There are numerous huge pine trees in a solitary real estate parcel which is possessed by Bill and he considers of utilizing the land for the sheep to brush. Be that as it may, in submitting to such wishes, the freedom of the trees is critical. Consequently, he employs an organization which gives logging administrations and might offer him $1000 for every 100 meters of the trees’ timber.

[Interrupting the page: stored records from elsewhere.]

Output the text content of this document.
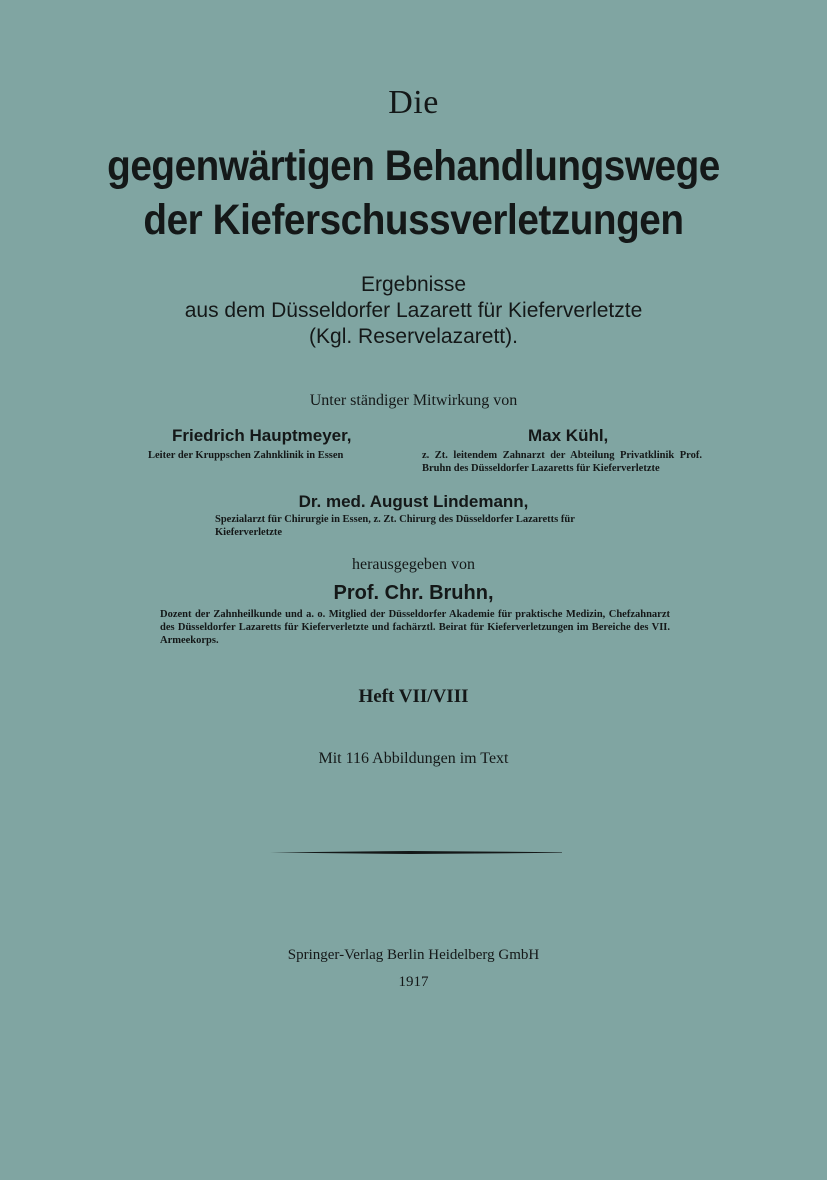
Die
gegenwärtigen Behandlungswege
der Kieferschussverletzungen
Ergebnisse
aus dem Düsseldorfer Lazarett für Kieferverletzte
(Kgl. Reservelazarett).
Unter ständiger Mitwirkung von
Friedrich Hauptmeyer,
Leiter der Kruppschen Zahnklinik in Essen
Max Kühl,
z. Zt. leitendem Zahnarzt der Abteilung Privatklinik Prof. Bruhn des Düsseldorfer Lazaretts für Kieferverletzte
Dr. med. August Lindemann,
Spezialarzt für Chirurgie in Essen, z. Zt. Chirurg des Düsseldorfer Lazaretts für Kieferverletzte
herausgegeben von
Prof. Chr. Bruhn,
Dozent der Zahnheilkunde und a. o. Mitglied der Düsseldorfer Akademie für praktische Medizin, Chefzahnarzt des Düsseldorfer Lazaretts für Kieferverletzte und fachärztl. Beirat für Kieferverletzungen im Bereiche des VII. Armeekorps.
Heft VII/VIII
Mit 116 Abbildungen im Text
Springer-Verlag Berlin Heidelberg GmbH
1917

The prime inquiry that emerges behind such belief system is whether the appropriate duty on Bill for the repeating sum is acquired by the organization. Additionally, as the given inquiry makes no illumination with respect to the reality o the correct measure of got receipts after the leeway of such trees, it can be expected that an incomes receipt to be taken care of by Bill (Andreas & Markus, 2014). This likewise signifies the pick-up in the capital expense does not account Bill. In the event that Bill happens to achieve a gigantic whole of the sum which is $50000 for allowing the logging organization for the expulsion of timber from the land, the equivalent sum must be considered as the capital receipt by Bill. The reason behind such occasion can be meant to the way that such installment, by nature, is single amount and there will be no repeating receipt.
In addition, this exchange happens because of the offering of the rights to the gathering for evacuation; of the trees frame the land. Consequently, in general, as it is an instance of the receipt that is single amount in nature, the same must be attempted as a capital receipt. In this way, it will be assessable in the hands of Bill under the capital increase. In both the cases, Bill happens to accomplish cash. The receipt, in the principal case, is little and repeating in nature while in the last case, the receipt is not repeating in nature. There is an offering of the privilege to the gathering for agreeing to the necessities of the freedom of the trees (Weinzierl, 2014). A similar receipt is a gigantic one and is additionally single time receipt as once trees are cleared frame the land. It will require some measure of investment for developing once more. Thus, as indicated by the second case, Bill is accepting enormous sum present giving ideal on the inverse party; such exchange can be taken as offering of a resource for a business association for thought that is singular amount in nature. Other than that, as per tax collection law, amid the offering of a benefit by one gathering to another, the same might be embraced as a capital receipt. In inverse to this, as the principal case does not occur to pull in any sort of pick up in the capital assessment, it should be dealt with under ordinary duty rates and not picks up in capital.